Akuter Lehrermangel Seitentür für Seiteneinsteiger in Aschersleben
Olivia Klingner und Susanne Pade sind zwei von landesweit knapp 600 Männern und Frauen mit einem alternativen Weg ins Lehramt.

Aschersleben - Wenn Olivia Klingner mit ihrer Klasse Bruchrechnung übt, dann zieht sie zuweilen eine Tafel Schokolade aus der Tasche. Auf dass sich Verstehen und Geschmack verbinden. „Man muss sich halt immer wieder was Anschauliches einfallen lassen“, sagt die 38-Jährige. Die Diplom-Geografin unterrichtet als Seiteneinsteigerin Geografie und Mathe an der Gemeinschaftsschule „Albert Schweitzer“ in Aschersleben. Und sie hilft auf diese Weise, ein drängendes Problem zu lindern: den Lehrermangel im Land.
Neben ihr gibt es weitere Kollegen und Kolleginnen an der Schule, die nicht Lehramt studiert haben, sondern eine andere Fachrichtung - so wie landesweit knapp 600 Frauen und Männer. Susanne Pade zum Beispiel. Die Ascherslebenerin absolvierte ein Kunststudium an der Burg Giebichenstein. Als Künstlerin arbeitete sie unter anderem als Dozentin in der Kreativwerkstatt. Für Olivia Klingner war es schon in der Schulzeit ein Wunsch, den Lehrerberuf zu ergreifen.
„Aber die Studiengänge waren damals wahnsinnig überfüllt, es hat einfach nicht geklappt“, berichtet sie. Die dreifache Mutter engagierte sich zunächst in der Bibliothek ihres Heimatortes Teutschenthal und arbeitete befristet an der Grundschule ihres Ortes - ohne den Gedanken daran, die Arbeit zum Beruf zu machen. Beide Frauen wurden quasi von anderen „entdeckt“ - wegen ihres Umgangs mit Kindern, wegen ihrer Art, zu erklären und auf sie einzugehen.
Man muss sich halt immer was einfallen lassen"
Olivia Klingner, Diplom-Geografin
Um vor einer Klasse zu stehen, sind pädagogische Kenntnisse nicht zwingend nötig. Zugangsvoraussetzungen sind ein Studium, aus dem sich Unterrichtsfächer ableiten lassen, und persönliche Eignung. Olivia Klingner erinnert sich genau an ihre erste Unterrichtsstunde in einer sechsten Klasse. Augen zu und durch, beschreibt sie ihre Gefühle von damals, so richtig zum Nachdenken sei sie gefühlt erst nach drei Wochen gekommen. Susanne Pade hat zunächst acht Wochen hospitiert, ehe sie zum ersten Mal allein vor einer Klasse stand.

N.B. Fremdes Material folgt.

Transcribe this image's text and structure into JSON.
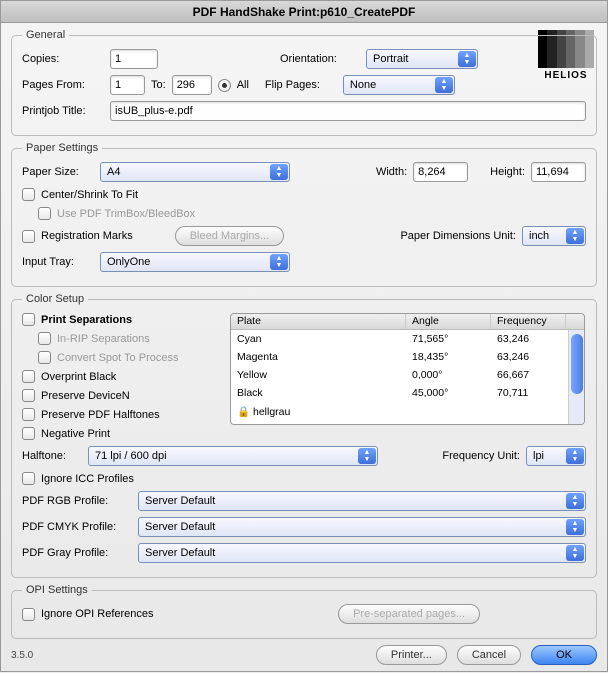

Bereut haben beide ihren Entschluss an keinem einzigen Tag, sagen sie. „Natürlich ist es anstrengend und man lässt gerade am Anfang auch Nerven“, sagt Olivia Klingner. Doch geholfen hätte ihnen der Rückhalt im Kollegium. „Es gab keine Vorbehalte gegen uns, das Kollegium hat uns getragen und ist sehr wertschätzend“, bestätigt Susanne Pade.
„Unsere Seiteneinsteiger waren ein Glücksgriff für alle Beteiligten“, gibt Grit Röhl das Kompliment zurück. „Für uns sind es neue Kollegen, keine Seiteneinsteiger“, sagt die stellvertretende Schulleiterin. Studienjahre seien am Ende keine Garantie dafür, den richtigen Beruf gefunden zu haben. Und auch wer über Umwege zum Beruf kommt, müsse innerhalb eines Jahres ehrlich entscheiden, ob er dabei bleibt. „Wenn das Jahr bis zur Entfristung der Stelle an den Nerven zehrt, sollte man ernsthaft überlegen.“ Aus ihrer Sicht war es fahrlässig von der Landesregierung, die jetzige Situation überhaupt entstehen zu lassen. „Es ist nicht gelungen, ausgebildete Lehrer zu halten“, sagt sie. Das habe mit Bezahlung zu tun, mit Fragen der Verbeamtung und nicht zuletzt mit der Ausstattung der Schulen.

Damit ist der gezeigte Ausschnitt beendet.